East Timorese commercial Internet was rebuilt after the country's 1999 independence referendum and the subsequent Indonesian withdrawal. Timor Telecom launched commercial services in 2003. Mobile data dominates current Internet access.

The East Timorese prepaid international calling-card market through the 2000s served the small diaspora — concentrated in Australia (the historic post-1975 refugee community, particularly in Darwin), Portugal (the colonial-era diaspora), and Indonesia.

Tempest Telecom served East Timor through dial-up POPs in Dili. The post-1999 reconstruction generated substantial NGO, UN, and humanitarian customer demand for Iridium and BGAN data services.

Modern East Timor has expanding mobile-data coverage; FTTH is concentrated in Dili. The country remains one of the smaller telecom markets in Southeast Asia.
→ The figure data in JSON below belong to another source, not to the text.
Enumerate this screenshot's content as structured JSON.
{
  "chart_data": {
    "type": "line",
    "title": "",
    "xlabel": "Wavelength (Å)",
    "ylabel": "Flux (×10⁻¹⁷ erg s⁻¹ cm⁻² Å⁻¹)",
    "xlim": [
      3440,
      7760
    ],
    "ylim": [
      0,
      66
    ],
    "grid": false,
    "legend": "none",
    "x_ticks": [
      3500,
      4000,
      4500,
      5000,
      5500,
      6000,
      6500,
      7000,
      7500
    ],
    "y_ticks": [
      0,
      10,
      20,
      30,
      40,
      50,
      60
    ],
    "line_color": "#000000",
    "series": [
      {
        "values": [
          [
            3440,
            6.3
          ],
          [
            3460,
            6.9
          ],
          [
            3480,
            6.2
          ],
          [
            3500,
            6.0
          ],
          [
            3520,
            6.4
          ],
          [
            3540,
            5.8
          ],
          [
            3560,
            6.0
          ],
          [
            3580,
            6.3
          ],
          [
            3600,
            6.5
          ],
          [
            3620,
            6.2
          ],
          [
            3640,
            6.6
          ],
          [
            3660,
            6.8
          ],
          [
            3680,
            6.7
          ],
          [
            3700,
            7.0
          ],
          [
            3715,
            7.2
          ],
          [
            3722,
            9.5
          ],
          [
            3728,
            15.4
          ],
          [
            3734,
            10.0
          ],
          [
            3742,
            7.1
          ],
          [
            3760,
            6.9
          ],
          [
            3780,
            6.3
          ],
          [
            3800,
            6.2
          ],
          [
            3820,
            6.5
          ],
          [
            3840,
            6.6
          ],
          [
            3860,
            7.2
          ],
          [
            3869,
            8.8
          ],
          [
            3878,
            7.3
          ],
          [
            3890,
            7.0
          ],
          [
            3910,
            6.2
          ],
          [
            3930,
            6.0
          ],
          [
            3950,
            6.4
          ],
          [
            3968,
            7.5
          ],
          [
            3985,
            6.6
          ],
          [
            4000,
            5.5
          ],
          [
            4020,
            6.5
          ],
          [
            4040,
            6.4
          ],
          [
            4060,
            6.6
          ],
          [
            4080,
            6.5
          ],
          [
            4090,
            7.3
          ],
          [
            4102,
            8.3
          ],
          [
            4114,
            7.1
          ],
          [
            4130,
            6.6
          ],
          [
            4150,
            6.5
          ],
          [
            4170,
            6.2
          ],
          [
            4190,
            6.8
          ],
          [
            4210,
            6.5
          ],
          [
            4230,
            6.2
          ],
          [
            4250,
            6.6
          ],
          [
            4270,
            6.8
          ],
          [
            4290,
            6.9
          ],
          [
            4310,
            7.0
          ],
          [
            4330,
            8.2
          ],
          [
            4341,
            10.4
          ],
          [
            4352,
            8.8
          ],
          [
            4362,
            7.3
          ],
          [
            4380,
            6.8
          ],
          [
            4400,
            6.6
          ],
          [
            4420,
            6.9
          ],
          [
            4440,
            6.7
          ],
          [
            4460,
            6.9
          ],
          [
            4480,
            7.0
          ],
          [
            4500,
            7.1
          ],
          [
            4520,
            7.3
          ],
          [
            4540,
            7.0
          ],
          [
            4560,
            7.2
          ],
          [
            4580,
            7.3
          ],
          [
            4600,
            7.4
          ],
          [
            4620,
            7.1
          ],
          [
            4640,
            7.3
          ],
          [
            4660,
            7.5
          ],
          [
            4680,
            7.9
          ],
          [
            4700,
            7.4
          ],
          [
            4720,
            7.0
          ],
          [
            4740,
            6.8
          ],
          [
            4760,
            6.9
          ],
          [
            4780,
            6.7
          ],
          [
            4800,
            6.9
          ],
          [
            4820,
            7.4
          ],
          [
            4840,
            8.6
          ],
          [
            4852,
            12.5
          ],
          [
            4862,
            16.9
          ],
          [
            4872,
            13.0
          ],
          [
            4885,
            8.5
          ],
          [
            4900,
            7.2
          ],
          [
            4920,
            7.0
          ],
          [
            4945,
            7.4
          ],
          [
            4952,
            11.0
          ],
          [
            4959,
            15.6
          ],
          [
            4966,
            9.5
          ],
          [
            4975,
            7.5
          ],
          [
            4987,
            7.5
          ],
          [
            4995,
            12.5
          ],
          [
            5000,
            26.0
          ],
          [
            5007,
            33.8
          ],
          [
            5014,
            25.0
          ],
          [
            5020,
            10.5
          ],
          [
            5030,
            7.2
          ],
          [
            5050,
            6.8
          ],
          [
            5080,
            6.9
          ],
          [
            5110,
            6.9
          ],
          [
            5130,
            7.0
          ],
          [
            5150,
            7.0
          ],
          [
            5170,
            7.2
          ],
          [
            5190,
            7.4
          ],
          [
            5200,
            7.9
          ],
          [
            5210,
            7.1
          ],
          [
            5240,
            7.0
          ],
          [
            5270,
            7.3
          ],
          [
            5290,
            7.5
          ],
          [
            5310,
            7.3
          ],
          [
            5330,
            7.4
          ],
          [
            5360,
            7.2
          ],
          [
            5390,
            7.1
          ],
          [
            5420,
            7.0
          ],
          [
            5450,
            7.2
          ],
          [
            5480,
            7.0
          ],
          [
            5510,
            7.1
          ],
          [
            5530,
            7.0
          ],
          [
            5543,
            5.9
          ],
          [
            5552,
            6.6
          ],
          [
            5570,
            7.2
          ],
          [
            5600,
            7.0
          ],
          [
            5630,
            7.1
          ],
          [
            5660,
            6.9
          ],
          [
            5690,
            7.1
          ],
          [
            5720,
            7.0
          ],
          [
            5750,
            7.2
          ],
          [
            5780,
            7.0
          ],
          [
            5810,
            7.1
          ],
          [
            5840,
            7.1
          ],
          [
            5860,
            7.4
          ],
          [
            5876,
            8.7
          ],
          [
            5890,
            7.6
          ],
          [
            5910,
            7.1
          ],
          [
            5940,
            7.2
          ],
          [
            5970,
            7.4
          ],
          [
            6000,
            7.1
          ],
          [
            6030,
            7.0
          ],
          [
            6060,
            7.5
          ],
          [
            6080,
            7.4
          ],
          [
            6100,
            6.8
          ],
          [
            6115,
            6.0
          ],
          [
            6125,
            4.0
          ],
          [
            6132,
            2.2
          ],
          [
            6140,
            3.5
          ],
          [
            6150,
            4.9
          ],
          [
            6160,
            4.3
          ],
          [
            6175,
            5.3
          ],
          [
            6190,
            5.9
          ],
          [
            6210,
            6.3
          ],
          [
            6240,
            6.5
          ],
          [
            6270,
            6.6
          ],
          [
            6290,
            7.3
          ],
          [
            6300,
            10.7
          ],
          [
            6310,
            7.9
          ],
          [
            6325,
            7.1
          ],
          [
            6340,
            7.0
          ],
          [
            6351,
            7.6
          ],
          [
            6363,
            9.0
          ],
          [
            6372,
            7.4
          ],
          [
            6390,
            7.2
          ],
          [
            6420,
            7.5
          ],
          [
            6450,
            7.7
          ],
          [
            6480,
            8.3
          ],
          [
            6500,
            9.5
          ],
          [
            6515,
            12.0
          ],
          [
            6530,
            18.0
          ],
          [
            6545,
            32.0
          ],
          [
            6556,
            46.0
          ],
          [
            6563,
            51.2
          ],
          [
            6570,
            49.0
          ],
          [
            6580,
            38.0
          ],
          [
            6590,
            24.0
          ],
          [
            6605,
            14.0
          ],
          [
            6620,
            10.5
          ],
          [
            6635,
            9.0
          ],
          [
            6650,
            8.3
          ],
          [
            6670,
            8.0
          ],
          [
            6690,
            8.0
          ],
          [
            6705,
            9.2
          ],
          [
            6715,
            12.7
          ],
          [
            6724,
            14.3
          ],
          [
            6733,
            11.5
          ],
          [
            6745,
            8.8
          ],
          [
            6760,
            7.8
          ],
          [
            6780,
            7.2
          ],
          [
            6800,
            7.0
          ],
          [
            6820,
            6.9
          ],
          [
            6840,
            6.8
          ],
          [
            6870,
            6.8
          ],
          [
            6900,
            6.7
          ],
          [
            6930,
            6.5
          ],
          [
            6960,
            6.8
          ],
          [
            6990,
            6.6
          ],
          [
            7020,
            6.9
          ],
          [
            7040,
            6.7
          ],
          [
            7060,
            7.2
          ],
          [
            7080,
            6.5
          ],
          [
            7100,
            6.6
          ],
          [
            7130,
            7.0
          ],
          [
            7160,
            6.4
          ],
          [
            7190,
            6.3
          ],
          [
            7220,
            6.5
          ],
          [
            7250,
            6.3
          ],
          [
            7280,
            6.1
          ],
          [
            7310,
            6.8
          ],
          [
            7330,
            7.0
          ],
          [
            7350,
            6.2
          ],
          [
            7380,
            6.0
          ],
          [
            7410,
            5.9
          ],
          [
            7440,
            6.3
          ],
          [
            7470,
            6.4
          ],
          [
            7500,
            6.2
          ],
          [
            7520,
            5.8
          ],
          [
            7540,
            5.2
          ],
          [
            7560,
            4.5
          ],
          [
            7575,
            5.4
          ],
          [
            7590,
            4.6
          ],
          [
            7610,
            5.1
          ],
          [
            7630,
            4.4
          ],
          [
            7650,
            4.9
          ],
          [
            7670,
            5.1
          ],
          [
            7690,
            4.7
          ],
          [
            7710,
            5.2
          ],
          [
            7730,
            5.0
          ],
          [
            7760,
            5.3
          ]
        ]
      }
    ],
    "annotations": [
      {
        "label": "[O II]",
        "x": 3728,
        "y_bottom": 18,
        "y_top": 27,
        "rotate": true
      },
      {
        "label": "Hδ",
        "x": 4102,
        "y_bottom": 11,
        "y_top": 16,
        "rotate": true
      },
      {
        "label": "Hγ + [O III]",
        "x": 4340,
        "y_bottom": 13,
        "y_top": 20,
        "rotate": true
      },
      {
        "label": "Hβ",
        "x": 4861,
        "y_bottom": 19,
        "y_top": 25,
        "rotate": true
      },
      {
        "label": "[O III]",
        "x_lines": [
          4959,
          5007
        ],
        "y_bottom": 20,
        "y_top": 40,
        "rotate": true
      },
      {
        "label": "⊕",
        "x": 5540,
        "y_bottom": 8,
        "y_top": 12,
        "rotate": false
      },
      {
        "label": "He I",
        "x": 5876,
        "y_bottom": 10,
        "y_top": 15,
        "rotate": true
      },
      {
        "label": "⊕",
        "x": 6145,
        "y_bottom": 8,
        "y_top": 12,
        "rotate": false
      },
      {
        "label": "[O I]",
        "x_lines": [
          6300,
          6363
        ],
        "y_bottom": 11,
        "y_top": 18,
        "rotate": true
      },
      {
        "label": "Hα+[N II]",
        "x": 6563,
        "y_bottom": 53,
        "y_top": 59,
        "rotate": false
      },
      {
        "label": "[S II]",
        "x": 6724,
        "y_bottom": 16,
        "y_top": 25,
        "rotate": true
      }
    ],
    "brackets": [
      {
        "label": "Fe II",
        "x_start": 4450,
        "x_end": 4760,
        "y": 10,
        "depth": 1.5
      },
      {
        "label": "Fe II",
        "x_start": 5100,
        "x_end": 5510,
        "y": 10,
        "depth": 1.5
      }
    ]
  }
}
Tempest's services across East Timor, 1997–2012

Tempest Telecommunications operated international connectivity services in East Timor between 1997 and 2012 under a unified prepaid account that absorbed multiple service types onto a single customer credential. Customers in East Timor drew from the same balance for pre-paid international voice calling, RADIUS-authenticated dial-up Internet roaming, metered Wi-Fi hotspot access, Iridium satellite voice, and Inmarsat BGAN data terminals. An attempted kiosk-payment federation (PATN, 1998) extended the same architecture to public Internet terminals but failed to reach scale.

Iridium satellite voice was available in East Timor from approximately 2001 (post-bankruptcy relaunch). Thuraya coverage did not extend to East Timor; Inmarsat BGAN data terminals filled the broadband gap from late 2005.